Authors: Kelleher, R.
Mentor: Lon Abbott
Year: 2020
Publisher: UNKNOWN

Abstract

This research aims to clarify the timing and mechanics behind a sixty kilometer- wide Bull’s Eye of exhumation in Colorado’s Elk and West Elk mountains that took place about 15-8 million years ago (Ma). To do this, I use the apatite (U-Th)/He low temperature thermochronology (AHe) technique to study the burial history and exhumation rates of granite outcrops that I collected along two vertical transects. My objective is to constrain the eastern perimeter of the Bull’s eye of exhumation and to compare erosion rates from the center towards the edge along a six-kilometer long, 1.2 km high vertical transect that connects from Taylor Peak A’s summit at 4,095m (Figure 1) to a site in Castle Creek at 2,891m with already analyzed AHe data. My data suggest that the eastern edge of the Bull’s Eye is a few kilometers east of the summit of Taylor Peak A, near the Grizzly Peak Caldera, and that the White Rock granodiorite at the summit was emplaced at about 500m depth 34 million years ago.
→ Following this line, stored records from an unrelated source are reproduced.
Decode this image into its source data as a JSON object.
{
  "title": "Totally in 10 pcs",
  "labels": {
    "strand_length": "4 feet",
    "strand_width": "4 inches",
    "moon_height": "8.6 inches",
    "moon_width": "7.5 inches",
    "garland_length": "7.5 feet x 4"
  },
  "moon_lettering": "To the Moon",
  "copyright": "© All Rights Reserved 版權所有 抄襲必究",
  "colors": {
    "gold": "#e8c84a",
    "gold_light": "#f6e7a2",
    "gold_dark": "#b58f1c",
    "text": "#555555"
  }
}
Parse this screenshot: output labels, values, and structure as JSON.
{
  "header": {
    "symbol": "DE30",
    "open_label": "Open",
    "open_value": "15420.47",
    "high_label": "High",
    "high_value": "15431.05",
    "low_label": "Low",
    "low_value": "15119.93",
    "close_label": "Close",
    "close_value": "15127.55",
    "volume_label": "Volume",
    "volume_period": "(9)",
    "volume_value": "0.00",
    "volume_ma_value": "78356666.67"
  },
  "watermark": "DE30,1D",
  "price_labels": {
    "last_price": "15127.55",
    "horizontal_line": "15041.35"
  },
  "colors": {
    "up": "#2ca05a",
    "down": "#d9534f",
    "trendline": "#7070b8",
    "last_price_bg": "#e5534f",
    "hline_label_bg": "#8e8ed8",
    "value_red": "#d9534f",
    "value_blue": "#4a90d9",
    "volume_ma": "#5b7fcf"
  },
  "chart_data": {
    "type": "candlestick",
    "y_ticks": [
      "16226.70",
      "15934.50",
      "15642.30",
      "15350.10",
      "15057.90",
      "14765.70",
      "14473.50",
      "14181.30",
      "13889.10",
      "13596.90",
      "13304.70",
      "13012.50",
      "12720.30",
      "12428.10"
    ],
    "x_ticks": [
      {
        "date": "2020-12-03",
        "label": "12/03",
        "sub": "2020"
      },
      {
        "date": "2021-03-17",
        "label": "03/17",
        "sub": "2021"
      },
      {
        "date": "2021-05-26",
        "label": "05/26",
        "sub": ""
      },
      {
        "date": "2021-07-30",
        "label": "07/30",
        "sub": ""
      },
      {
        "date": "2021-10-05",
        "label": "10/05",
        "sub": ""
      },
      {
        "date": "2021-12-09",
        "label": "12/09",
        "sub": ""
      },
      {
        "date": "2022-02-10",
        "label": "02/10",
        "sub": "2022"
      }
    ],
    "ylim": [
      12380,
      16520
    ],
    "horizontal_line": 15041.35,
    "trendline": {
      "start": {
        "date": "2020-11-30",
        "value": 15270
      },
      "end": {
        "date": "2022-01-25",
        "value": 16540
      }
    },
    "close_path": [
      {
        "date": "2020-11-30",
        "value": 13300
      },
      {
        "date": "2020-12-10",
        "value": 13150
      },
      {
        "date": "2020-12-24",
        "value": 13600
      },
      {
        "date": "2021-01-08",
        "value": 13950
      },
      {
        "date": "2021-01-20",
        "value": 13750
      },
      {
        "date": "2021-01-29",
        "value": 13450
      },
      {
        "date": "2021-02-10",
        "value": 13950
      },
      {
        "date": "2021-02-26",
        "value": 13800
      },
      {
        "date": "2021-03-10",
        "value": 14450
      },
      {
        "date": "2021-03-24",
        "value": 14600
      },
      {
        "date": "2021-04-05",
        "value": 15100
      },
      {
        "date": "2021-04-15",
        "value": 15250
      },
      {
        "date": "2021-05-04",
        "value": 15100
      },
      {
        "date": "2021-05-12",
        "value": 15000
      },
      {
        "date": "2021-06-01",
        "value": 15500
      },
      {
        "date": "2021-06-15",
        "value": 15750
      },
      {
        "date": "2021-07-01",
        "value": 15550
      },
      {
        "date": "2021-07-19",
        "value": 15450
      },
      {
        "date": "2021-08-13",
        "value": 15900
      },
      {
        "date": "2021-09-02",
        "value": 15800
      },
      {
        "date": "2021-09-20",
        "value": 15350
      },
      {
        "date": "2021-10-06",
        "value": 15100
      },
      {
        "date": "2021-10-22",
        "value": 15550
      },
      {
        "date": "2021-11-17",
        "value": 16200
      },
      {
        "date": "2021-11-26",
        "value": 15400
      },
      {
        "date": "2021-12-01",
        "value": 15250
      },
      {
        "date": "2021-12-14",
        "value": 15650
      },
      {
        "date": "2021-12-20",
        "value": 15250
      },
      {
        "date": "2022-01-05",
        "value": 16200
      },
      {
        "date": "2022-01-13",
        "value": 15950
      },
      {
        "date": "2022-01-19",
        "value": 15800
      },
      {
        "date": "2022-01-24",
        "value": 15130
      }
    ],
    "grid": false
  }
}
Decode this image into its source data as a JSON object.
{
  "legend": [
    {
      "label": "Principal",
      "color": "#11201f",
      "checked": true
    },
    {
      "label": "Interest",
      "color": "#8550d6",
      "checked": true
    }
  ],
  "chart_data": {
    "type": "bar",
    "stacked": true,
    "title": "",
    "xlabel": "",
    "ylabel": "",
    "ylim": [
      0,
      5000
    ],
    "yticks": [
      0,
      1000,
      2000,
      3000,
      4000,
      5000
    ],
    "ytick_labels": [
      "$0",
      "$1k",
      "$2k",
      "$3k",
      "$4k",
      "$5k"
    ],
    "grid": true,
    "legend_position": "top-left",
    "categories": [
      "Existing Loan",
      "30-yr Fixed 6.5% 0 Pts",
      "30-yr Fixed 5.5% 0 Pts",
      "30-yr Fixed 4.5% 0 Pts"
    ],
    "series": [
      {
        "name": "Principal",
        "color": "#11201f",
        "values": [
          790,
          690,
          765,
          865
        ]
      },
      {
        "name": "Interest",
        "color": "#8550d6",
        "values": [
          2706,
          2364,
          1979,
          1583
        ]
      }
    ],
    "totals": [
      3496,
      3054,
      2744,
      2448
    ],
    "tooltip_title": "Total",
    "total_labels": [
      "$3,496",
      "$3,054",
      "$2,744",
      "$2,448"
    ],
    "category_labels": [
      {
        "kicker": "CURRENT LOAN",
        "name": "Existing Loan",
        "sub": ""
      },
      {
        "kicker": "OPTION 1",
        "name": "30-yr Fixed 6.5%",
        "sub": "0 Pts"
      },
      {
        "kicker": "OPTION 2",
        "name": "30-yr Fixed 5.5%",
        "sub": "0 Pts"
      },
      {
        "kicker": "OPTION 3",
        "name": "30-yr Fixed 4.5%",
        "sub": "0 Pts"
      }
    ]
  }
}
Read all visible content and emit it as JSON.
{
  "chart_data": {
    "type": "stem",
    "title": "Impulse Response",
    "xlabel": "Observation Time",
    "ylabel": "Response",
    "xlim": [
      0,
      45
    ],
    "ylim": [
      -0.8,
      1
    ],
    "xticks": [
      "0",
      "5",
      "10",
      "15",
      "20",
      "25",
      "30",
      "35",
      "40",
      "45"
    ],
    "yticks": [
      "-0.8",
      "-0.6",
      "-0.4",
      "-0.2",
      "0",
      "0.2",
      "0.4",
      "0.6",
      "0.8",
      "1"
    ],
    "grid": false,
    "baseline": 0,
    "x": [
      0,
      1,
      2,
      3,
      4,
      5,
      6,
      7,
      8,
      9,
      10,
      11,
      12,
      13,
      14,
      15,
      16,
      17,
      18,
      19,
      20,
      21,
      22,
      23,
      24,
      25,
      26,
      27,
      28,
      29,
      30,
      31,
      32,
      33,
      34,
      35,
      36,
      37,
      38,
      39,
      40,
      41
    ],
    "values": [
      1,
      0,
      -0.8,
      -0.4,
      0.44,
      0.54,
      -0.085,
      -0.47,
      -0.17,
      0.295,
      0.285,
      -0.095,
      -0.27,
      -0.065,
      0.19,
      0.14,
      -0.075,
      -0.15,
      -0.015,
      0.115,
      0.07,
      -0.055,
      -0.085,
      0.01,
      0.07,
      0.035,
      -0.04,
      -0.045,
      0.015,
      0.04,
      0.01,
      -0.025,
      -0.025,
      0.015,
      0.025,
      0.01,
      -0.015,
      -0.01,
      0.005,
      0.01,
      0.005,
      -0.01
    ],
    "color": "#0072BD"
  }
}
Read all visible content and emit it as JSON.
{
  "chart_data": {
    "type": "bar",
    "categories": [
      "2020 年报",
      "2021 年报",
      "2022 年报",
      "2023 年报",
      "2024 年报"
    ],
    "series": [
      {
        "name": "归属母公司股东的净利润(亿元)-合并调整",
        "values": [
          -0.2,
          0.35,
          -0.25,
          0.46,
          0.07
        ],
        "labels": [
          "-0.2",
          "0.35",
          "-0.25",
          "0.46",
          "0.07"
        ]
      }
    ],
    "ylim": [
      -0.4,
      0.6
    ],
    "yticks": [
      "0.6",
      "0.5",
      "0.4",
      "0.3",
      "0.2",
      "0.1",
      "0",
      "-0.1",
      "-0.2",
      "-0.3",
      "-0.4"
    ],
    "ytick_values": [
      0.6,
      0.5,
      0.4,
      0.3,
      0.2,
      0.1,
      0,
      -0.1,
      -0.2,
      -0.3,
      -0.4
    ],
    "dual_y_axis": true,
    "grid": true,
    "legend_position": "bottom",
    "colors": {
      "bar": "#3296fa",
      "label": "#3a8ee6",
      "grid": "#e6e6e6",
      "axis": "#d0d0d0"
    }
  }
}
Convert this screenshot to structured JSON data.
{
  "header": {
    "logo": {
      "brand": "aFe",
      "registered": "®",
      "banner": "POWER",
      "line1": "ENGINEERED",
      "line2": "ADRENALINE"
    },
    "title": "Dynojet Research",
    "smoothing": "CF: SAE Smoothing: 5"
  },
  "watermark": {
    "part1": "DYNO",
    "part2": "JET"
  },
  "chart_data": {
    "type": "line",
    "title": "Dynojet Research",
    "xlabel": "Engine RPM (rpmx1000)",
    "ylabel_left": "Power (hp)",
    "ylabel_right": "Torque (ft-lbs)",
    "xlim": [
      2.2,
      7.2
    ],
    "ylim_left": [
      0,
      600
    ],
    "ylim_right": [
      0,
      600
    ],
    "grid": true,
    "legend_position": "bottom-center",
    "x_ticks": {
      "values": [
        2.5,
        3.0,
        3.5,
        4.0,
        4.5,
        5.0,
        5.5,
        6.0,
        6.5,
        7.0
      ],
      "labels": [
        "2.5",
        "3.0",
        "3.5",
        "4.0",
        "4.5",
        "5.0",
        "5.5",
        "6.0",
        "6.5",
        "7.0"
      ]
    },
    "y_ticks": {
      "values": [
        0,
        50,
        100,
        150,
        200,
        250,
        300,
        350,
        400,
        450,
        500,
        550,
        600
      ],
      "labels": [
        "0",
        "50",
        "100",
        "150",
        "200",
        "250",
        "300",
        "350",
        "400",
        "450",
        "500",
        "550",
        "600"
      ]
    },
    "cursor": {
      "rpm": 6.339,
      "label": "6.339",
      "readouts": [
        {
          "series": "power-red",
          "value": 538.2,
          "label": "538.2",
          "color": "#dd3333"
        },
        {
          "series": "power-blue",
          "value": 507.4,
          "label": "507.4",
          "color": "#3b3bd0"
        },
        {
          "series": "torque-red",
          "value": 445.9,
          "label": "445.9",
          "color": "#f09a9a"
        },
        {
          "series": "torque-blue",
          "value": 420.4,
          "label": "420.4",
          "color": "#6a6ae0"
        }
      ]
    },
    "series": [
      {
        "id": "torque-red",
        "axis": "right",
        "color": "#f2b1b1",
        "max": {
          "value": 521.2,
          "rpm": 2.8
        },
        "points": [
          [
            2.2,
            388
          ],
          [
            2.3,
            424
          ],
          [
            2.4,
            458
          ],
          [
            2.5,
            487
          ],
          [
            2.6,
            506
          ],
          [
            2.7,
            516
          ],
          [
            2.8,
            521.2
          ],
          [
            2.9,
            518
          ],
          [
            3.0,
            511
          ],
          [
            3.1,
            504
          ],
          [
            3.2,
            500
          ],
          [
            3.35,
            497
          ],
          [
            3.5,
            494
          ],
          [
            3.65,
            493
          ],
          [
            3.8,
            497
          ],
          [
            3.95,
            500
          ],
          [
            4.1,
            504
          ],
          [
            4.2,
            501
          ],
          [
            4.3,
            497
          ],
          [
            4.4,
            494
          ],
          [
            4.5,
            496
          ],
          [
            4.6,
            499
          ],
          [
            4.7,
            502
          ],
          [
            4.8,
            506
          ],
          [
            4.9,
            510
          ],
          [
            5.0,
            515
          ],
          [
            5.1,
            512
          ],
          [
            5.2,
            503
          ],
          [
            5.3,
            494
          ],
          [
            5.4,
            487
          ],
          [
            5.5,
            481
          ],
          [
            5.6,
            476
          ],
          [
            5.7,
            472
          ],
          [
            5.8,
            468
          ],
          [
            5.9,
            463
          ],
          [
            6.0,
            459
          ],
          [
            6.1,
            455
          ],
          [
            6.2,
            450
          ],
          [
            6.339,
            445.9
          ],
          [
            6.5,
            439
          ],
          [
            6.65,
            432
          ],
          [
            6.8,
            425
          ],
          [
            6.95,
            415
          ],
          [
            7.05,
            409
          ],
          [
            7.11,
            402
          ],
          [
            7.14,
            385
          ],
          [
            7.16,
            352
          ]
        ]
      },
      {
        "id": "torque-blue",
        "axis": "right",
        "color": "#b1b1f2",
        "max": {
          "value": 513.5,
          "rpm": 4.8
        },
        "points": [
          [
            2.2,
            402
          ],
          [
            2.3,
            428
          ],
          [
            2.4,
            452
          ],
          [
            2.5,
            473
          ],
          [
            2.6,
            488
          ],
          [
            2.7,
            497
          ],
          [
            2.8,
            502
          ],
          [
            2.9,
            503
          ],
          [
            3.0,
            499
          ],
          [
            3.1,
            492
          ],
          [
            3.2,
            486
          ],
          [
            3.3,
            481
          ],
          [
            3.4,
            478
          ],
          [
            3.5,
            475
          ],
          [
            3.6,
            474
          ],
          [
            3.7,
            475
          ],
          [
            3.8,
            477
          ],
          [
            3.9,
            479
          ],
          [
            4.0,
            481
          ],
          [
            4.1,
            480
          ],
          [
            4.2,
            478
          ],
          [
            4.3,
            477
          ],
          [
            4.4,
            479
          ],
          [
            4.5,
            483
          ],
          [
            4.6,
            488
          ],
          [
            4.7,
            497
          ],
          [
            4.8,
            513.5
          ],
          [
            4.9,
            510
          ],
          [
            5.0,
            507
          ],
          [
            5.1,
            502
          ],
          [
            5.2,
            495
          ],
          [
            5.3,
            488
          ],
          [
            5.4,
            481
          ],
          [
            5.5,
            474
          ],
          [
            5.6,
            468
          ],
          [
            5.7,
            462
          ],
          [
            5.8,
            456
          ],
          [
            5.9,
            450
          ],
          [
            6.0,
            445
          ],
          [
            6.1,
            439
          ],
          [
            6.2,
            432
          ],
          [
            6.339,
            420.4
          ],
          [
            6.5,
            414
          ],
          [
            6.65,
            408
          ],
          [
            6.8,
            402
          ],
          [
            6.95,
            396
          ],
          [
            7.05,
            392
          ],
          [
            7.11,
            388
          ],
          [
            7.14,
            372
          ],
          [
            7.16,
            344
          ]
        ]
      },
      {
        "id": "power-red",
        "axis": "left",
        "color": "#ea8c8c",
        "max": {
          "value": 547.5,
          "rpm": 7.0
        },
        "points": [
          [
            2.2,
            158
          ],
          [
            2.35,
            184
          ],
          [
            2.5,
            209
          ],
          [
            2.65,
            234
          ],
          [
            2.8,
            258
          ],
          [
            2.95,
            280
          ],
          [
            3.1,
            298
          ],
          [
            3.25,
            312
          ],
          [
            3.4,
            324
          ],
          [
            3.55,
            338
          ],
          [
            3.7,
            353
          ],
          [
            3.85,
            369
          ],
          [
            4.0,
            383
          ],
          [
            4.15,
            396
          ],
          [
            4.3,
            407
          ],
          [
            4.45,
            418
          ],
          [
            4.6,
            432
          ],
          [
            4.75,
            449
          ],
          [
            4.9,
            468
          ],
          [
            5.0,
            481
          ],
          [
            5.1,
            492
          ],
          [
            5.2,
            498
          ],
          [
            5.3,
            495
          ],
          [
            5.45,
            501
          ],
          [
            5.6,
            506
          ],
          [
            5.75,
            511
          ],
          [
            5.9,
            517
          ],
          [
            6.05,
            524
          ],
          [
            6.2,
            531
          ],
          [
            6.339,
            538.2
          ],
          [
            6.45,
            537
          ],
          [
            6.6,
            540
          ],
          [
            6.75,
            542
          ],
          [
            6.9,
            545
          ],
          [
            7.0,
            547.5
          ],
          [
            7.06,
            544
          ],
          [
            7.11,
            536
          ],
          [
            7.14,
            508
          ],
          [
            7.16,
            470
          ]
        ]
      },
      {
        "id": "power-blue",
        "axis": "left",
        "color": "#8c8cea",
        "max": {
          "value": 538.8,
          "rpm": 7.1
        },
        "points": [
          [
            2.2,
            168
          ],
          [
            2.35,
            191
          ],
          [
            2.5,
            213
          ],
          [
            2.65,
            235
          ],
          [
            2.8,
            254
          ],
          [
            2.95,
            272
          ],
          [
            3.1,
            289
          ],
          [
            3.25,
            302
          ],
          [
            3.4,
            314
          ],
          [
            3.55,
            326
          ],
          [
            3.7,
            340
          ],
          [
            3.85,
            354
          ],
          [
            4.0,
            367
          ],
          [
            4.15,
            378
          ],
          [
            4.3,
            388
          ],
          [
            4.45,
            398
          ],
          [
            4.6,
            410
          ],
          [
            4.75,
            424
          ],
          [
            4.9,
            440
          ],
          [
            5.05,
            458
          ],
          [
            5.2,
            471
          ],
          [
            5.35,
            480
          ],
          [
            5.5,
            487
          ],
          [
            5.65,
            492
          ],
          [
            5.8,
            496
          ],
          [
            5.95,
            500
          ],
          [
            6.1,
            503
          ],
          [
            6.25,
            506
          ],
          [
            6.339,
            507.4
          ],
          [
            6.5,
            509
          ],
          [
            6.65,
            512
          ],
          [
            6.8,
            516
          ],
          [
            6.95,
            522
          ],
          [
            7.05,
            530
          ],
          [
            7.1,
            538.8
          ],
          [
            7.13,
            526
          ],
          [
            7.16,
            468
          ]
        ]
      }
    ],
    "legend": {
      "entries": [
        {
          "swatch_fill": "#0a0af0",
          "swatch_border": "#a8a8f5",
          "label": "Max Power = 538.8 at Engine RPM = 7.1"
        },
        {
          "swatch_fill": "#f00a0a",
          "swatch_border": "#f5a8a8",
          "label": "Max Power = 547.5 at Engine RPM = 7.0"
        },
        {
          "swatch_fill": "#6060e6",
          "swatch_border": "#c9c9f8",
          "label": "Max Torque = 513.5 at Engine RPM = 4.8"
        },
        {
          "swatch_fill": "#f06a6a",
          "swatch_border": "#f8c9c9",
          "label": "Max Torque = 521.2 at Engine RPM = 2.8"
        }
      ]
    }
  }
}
AHe dates at four sample sites along an eastern vertical transect agree with White Rock Pluton emplacement age (33.9Ma +/- 1Ma Obradovich, 1969), implying shallow burial (1.5km or less) of the entire eastern side of Taylor Peak A at that time. Furthermore, comparison to data collected 12km west of my site atop White Rock Mountain suggests that the White Rock Pluton was emplaced along a gradient that rose at least a kilometer from there to the summit of Taylor Peak A.